/kubectl-snapshot

Primary LanguageGoMIT LicenseMIT

kubectl resource-snapshot

This plugin takes a snapshot of resources (ie. cpu and memory) usage for pods, HPAs, deployments without HPA and nodes. Other best configuration practices, such as Pod Disruption Budget, probes and etc are also included.

This is specialy useful to understand, at scale, what you have configured in your cluster

Isntallation

Use krew plugin manager to install

kubectl krew update
kubectl krew install resource-snapshot
kubectl resource-snapshot -h

Take cluster resource snapshots

Disclaimer: this pluting uses kubectl top to get cpu and memory usage. That means, this plugin does not consider historical data.

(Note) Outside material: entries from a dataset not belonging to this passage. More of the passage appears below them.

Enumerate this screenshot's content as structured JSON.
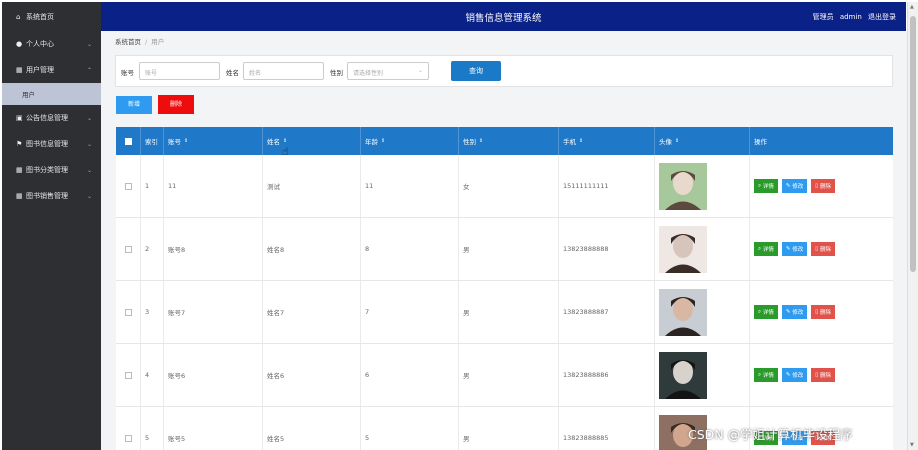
{
  "sidebar": {
    "items": [
      {
        "label": "系统首页",
        "icon": "home-icon",
        "glyph": "⌂",
        "chevron": false
      },
      {
        "label": "个人中心",
        "icon": "user-icon",
        "glyph": "●",
        "chevron": "⌄"
      },
      {
        "label": "用户管理",
        "icon": "grid-icon",
        "glyph": "▦",
        "chevron": "⌃"
      },
      {
        "label": "公告信息管理",
        "icon": "briefcase-icon",
        "glyph": "▣",
        "chevron": "⌄"
      },
      {
        "label": "图书信息管理",
        "icon": "flag-icon",
        "glyph": "⚑",
        "chevron": "⌄"
      },
      {
        "label": "图书分类管理",
        "icon": "grid-icon",
        "glyph": "▦",
        "chevron": "⌄"
      },
      {
        "label": "图书销售管理",
        "icon": "grid-icon",
        "glyph": "▦",
        "chevron": "⌄"
      }
    ],
    "sub_item": "用户"
  },
  "header": {
    "title": "销售信息管理系统",
    "user_prefix": "管理员",
    "username": "admin",
    "logout": "退出登录"
  },
  "breadcrumb": {
    "home": "系统首页",
    "sep": "/",
    "current": "用户"
  },
  "search": {
    "account_label": "账号",
    "account_placeholder": "账号",
    "name_label": "姓名",
    "name_placeholder": "姓名",
    "gender_label": "性别",
    "gender_placeholder": "请选择性别",
    "query_button": "查询"
  },
  "actions": {
    "add": "新增",
    "delete": "删除"
  },
  "table": {
    "headers": [
      "索引",
      "账号",
      "姓名",
      "年龄",
      "性别",
      "手机",
      "头像",
      "操作"
    ],
    "sort_glyph": "⇕",
    "rows": [
      {
        "index": "1",
        "account": "11",
        "name": "测试",
        "age": "11",
        "gender": "女",
        "phone": "15111111111",
        "avatar_colors": [
          "#a7c89b",
          "#e9d9cc",
          "#5c4a3e"
        ]
      },
      {
        "index": "2",
        "account": "账号8",
        "name": "姓名8",
        "age": "8",
        "gender": "男",
        "phone": "13823888888",
        "avatar_colors": [
          "#efe7e3",
          "#d7c5bc",
          "#3a2c26"
        ]
      },
      {
        "index": "3",
        "account": "账号7",
        "name": "姓名7",
        "age": "7",
        "gender": "男",
        "phone": "13823888887",
        "avatar_colors": [
          "#c7cdd3",
          "#d8b8a4",
          "#2a2522"
        ]
      },
      {
        "index": "4",
        "account": "账号6",
        "name": "姓名6",
        "age": "6",
        "gender": "男",
        "phone": "13823888886",
        "avatar_colors": [
          "#2f3a3b",
          "#d8d2cc",
          "#141414"
        ]
      },
      {
        "index": "5",
        "account": "账号5",
        "name": "姓名5",
        "age": "5",
        "gender": "男",
        "phone": "13823888885",
        "avatar_colors": [
          "#8e7062",
          "#d2a68e",
          "#3a2a22"
        ]
      }
    ],
    "row_actions": {
      "detail": "详情",
      "edit": "修改",
      "delete": "删除"
    }
  },
  "watermark": "CSDN @学姐计算机毕设程序",
  "colors": {
    "sidebar_bg": "#2d2f33",
    "header_bg": "#0a2187",
    "table_header_bg": "#1f78c8",
    "add_button": "#2e9bf0",
    "delete_button": "#ee0d0d",
    "detail_button": "#2a9a2a",
    "edit_button": "#2e9bf0",
    "row_delete_button": "#e0524a"
  }
}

To take a snapshot of pods, hpas, deployments without hpas and nodes

kubectl resource-snapshot

You can also filter by namespace, deployment or pod (or a mix of them if you wil)

kubectl resource-snapshot -n my-ns
kubectl resource-snapshot -d my-deployment
kubectl resource-snapshot -p my-pod

To check parameter option, type:

kubectl resource-snapshot -h

The default behaviour of this plugin is to print the output in the stdio, if you would like to generate csv files to import it to a spreadsheet use:

kubectl resource-snapshot -csv-output <NAME>

The above command will generate 4 files

  • kubectl-snapshot-<DATE_TIME>-<NAME>-pods.csv : all pods data and its respective resource usage
  • kubectl-snapshot-<DATE_TIME>-<NAME>-hpas.csv : all hpas data and all its pods respective resource usage
  • kubectl-snapshot-<DATE_TIME>-<NAME>-nohpas.csv : all deploymentes without hpa and its respective resource usage
  • kubectl-snapshot-<DATE_TIME>-<NAME>-nodes.csv : all nodes data and its respective resource usage

Sugestions on how to interpret the data

  1. Start by taking a snapshot with -csv-output parameter
  2. Import all files in a spreadsheet (use different sheets for each file)
  3. In the hpa sheet, sort by Usage CPU (%) in the acendent order
    • You will see at the top hpas which, probably, are miss configured
      • Or your app is not being used at the time you run this command
      • Or min replicas too big
      • Or target cpu too low
      • Or the request resources in de pods are too high
    • Another good aproach is to filter only hpa with low Usage CPU (%), eg < 55%, and then order Requests CPU (m) in decendent order.
      • You will see at the top, the top offenders.
  4. In the nohpa sheet, sort by Usage CPU (%) in the acendent order
    • You will see at the top deployments which are requesting a lot of resource and not using it. Consider:
      1. reducing the resources requests
      2. and creating an HPA for each of them
    • The same way as HPA, you can filter low usage and then look at top offenders.
  5. In the nohpa sheet, sort by Usage CPU (%) in the decendent order
    • You will see at the top deployments which are using a lot of resources. Consider:
      1. Check if resource requets and limits are set. When it is not set, the plugin set 100%. In this case, consider seting the appropriate values.
      2. Revisit the app to see why it is using too much resources
      3. If your app is already doing its best, increase the resources requests
  6. In the node sheet
    • Look at the Allocated vs Actual info to understand if you have nodes underutilized
      • If so, you may have too high min value in node pools, over used memory but not cpu, etc
    • Using columns Request CPU (m) and Top CPU (m), you can do a simple math to have an approximation of how much you are spending above what you need. Note that in stdoi output, this math is already done for you
    • Similarly, you can use Allocated CPU (m) and Request CPU (m) to understand how much your capacity is bigger than you requested.
    • Use the -debug parameber to understand which pods are in which node (stdio only)
  7. Use the pods sheet for fine tunning

Note that this is only a suggetion, you can do many other similar analysis to improve the usage of your cluster and, consequently, reduce your costs.